"It is very good to copy what one sees; it is much better to draw what you can't see any more but is in your memory. It is a transformation in which imagination and memory work together. You only reproduce what struck you, that is to say the necessary."
-Edgar Degas (1834-1917)-
Large Vase of Anemones, about 1905
Odilon Redon, French (1840-1916)
Pastel on paper
33 3/4 inches H; 25 11/16 inches W
Elisabeth Ball Collection, gift of the George and Frances Ball Foundation


Many artists consider drawing the art form closest to thinking. Drawings express how we think and what we think about. For some artists drawing is just one part of the creative process. A sculptor might sketch out several angles of the envisioned sculpture before putting chisel to stone. For other artists, like Edgar Degas, a pastel drawing of a ballerina is considered suitable for his expression.

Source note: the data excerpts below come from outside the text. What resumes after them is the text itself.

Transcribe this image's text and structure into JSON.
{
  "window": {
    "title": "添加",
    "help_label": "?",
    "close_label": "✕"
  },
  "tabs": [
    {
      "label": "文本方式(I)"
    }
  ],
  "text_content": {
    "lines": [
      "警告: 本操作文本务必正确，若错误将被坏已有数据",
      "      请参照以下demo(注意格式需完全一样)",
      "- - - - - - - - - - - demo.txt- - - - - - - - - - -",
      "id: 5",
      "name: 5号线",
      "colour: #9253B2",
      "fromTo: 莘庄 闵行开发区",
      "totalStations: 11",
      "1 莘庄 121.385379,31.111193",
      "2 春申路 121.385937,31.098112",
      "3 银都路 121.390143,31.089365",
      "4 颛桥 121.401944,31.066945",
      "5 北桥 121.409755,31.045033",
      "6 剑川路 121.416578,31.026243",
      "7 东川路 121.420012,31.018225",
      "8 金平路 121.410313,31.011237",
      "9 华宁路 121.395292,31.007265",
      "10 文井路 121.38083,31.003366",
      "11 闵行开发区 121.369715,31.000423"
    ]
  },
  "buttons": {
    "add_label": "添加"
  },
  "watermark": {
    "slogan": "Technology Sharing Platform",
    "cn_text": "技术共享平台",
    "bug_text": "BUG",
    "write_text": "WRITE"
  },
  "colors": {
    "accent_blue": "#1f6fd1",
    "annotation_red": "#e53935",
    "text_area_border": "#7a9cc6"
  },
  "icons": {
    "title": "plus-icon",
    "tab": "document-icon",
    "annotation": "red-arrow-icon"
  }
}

Artists draw using a variety of tools, such as, graphite, pen and ink, markers, pastels, contë crayons, inked brushes, charcoal, and colored pencils. Paper is a common drawing support. Artists also draw on canvas, leather, cardboard, and plastic. Drawing is one of the most familiar, yet intimidating, art forms. Children often express themselves through crayons and paper, yet when the same children are asked to draw using a pencil in art class they often feel uncomfortable at first. These students see what they want to draw in their heads, but they have a difficult time translating their thoughts onto paper.

Similar to how a pianist will practice scales to both train and loosen his fingers, student artists often enhance their draftsmanship by completing quick studies called gesture drawings and blind contour drawings. An artist does more than simply copy life. An artist sees, contemplates, and emotes.